Examination of the Embedding’s and Their Use

The efficacy of the resultant embedding in capturing the structure and semantics of the ontology was evaluated. In order to ascertain whether entities that were close in the vector space and semantically comparable in the ontology, this study measured the cosine similarity between vectors. In order to determine if the embedding naturally grouped related entities together, reflecting the underlying ontological categories, clustering techniques were also applied to the embedding.
These embedding’ usefulness was further illustrated by the activities in which they were used. In the knowledge graph, for example, the embedding allowed for more effective semantic search by enabling recommendations and approximations based on similarity scores instead of strict keyword matching. This was especially helpful in situations where users would look for concepts that are semantically comparable but not expressly linked in the ontology. In addition, the embedding’s made it easier to integrate the knowledge graph with machine learning models, allowing for the rich, vectorized representation of the data to be used for tasks like prediction and classification.

Conclusion

This research effectively illustrated how to use semantic web technologies to improve and turn a dataset of pizzerias into a solid knowledge graph. The project demonstrated the power of structured data modeling by creating and aligning ontologies, which made it possible to integrate and query data across several schemas with ease. The practical benefits of these technologies were demonstrated by the use of SPARQL queries and reasoning, which allowed for sophisticated data retrieval and inference that would not be achievable with traditional data structures.

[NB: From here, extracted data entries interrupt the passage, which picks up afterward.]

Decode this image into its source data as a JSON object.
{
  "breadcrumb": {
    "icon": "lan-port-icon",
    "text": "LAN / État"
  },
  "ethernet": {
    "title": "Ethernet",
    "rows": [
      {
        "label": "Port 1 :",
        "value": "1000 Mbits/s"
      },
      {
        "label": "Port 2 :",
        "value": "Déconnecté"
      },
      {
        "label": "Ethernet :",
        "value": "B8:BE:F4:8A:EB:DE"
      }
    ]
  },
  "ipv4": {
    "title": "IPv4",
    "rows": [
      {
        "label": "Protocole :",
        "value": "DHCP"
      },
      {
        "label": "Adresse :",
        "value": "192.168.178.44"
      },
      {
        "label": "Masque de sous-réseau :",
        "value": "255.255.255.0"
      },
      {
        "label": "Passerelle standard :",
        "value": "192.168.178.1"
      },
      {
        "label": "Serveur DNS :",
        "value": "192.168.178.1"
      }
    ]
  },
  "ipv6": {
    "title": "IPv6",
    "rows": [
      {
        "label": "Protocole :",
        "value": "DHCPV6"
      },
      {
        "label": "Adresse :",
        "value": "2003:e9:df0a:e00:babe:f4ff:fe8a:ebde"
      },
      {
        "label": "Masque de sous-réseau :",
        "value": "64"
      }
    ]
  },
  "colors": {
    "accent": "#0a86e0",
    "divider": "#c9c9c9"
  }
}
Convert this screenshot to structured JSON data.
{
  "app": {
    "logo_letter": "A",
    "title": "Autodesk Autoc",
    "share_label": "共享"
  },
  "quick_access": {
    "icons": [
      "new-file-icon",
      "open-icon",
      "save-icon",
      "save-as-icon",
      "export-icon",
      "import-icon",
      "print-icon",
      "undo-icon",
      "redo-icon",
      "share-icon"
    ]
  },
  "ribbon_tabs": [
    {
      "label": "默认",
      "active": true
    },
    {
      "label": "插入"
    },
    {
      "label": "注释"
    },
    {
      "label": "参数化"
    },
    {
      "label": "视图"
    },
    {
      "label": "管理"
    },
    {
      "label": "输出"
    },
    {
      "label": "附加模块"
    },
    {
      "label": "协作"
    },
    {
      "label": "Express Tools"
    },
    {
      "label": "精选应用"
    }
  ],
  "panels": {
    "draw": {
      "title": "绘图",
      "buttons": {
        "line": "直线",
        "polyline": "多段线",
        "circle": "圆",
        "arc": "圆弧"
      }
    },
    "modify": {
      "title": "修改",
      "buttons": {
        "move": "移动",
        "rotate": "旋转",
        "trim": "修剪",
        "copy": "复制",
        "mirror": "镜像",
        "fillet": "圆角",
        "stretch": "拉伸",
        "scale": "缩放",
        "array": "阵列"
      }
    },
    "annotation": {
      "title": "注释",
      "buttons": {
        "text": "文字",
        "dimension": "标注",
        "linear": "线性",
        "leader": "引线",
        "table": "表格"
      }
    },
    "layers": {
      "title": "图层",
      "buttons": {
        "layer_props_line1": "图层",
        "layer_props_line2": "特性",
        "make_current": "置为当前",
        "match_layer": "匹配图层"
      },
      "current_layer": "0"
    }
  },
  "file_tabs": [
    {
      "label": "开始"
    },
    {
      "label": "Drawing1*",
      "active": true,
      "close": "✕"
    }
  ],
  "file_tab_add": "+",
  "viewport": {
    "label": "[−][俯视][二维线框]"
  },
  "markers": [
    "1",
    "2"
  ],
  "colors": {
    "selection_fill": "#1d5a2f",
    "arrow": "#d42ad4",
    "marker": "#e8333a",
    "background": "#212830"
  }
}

The incorporation of ontology embedding expanded the possibilities of the knowledge graph by enabling machine learning applications and semantic search by depicting ontological relationships in a continuous vector space. The experiment demonstrated how crucial ontology alignment and embedding are to enriching data and improving its usability for sophisticated analysis. All things considered, this project not only achieved its goals but also offered insightful information about the possibilities of semantic technologies for data integration, reasoning, and exploration, opening the door for other uses in related fields.

References

R. Gruber (1993). An way to translating portable ontology standards. 199–220 in Knowledge Acquisition, 5(2).
In 2004, Horridge, M., Stevens, R., Knublauch, H., Rector, A. L., & Wroe, C. An instructional manual for creating OWL ontologies with the Protégé-OWL plugin. Manchester University.
McGuinness, D. L., and Noy, N. F. (2001). A Guide to Starting Your Own Ontology: Ontology Development 101. Technical Report KSL-01-05 from the Stanford Knowledge Systems Laboratory.
Hendler, J., Lassila, O., & Berners-Lee, T. (2001). The Web of Semantics. 28–37 in Scientific American, 284(5).
Sure, Y., and Ehrg, M. (2004). Ontology mapping: a comprehensive method. In the 1st European Semantic Web Symposium (ESWS 2004) Proceedings, 76–91.
Guha, R. V. and Brickley, D. (2014). W3C Recommendation RDF Schema 1.1.
Seaborne, A., and E. Prudhommeaux (2008). RDF Query Language: SPARQL. W3C Suggestion.

You can download the Project files here: Download files now. (You must be logged in).

Keywords: Ontology modeling, knowledge graph, Protégé, SPARQL querying, RDF triples, ontology alignment, semantic web, pizza restaurant dataset, data interoperability, semantic representation

Do you need help with Ontology modeling based projects? Don’t hesitate to contact our Tutors to receive professional and reliable guidance.